This paper is awful. They bizarrely argue the fact that transformers are not very sensitive to word order as a positive of transformers despite the fact that's not how languages work. There's also this absurd passage.
>However, a closer look at the statistical structure of language use reveals that word order contains surprisingly little information over and above lexical information. To see this intuitively, imagine we give you a set of words {dogs, bones, eat} without telling you the original order of the words. You can still reconstruct the meaning based entirely on (1) the meanings of the words in isolation and (2) your knowledge of how the world works—dogs usually eat bones; bones rarely eat dogs. Indeed, many languages show a high level of nondeterminism in word order (Futrell et al., 2015b; Koplenig et al., 2017), and word order cues are often redundant with meaning or case markers (Pijpops and Zehentner, 2022; Mahowald et al., 2023). The fact that word order is relatively uninformative in usage also partly explains why bag-of-words methods dominated NLP tasks until around 2020, consistently outperforming much more sophisticated approaches: it turns out that most of the information in sentences is in fact present in the bag of words.
While it is certainly possible to guess that your interlocutor meant "dogs eat bones", the sentence "bones eat dogs" is entirely possible (if unlikely)! For example, imagine a moving skeleton in a video game or something. The idea that word order isn't vital to meaning is deeply unserious. (Of course there are languages where word order matters less, but there are still important rules about constituent structure, clausal embedding etc, which constrain word order).
I don't see how it's absurd. The point isn't that languages don't have word order constraints, it's that they're organized in such a way that word order is usually redundant with other things when it comes to expressing meaning.

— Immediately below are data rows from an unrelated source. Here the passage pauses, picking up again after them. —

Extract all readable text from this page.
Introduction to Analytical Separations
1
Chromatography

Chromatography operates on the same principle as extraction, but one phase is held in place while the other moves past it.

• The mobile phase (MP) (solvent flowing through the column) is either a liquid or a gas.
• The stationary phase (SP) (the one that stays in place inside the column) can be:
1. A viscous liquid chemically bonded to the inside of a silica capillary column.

This redundancy is a real and nontrivial property of language which becomes obvious when you analyze it in a statistical and usage-based way, but which isn't so clear if you're focused only on the categorical formal structure.

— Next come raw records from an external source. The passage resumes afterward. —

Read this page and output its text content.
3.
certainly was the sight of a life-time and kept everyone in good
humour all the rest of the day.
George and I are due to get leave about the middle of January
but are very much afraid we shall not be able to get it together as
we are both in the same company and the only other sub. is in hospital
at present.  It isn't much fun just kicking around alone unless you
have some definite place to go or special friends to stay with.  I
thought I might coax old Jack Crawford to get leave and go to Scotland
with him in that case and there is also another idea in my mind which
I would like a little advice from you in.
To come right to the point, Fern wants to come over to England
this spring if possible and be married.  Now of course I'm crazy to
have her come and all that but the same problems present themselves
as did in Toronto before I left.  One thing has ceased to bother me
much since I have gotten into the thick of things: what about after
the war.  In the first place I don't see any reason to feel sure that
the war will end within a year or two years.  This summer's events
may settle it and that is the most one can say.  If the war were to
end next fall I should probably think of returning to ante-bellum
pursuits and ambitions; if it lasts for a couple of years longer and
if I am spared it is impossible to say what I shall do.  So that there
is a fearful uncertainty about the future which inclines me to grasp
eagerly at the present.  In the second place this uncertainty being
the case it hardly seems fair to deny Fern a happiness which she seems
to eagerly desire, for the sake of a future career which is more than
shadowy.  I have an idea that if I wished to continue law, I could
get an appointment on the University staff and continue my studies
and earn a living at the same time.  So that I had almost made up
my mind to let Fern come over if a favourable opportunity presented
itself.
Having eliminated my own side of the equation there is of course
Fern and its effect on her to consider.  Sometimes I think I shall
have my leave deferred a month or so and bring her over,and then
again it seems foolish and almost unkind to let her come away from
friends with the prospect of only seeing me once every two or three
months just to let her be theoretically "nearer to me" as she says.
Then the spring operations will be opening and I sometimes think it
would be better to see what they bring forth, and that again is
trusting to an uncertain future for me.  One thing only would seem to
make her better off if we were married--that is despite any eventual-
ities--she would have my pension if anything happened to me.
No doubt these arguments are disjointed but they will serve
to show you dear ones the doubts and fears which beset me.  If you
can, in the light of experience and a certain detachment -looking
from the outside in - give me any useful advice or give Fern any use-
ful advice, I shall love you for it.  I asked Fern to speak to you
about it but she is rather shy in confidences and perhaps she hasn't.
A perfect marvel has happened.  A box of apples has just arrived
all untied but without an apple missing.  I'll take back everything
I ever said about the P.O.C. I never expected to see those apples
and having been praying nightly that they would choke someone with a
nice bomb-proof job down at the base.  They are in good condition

The redundancy is not a property of language it's a property of communication. This just speaks to the pseudoscientific nature of usage based linguistics; it's as if physicists claimed that heavier objects fell faster than lighter ones because a piece of paper will fall slower than a brick. You can't just look at the most frequent cases, you need to look at the actual edge cases to understand a phenomenon.
>The redundancy is not a property of language it's a property of communication.
Meaningless semantics. Language is communication. It only exists and evolved to allow for more complex communication. Thinking of them as 2 separate things is just nonsensical.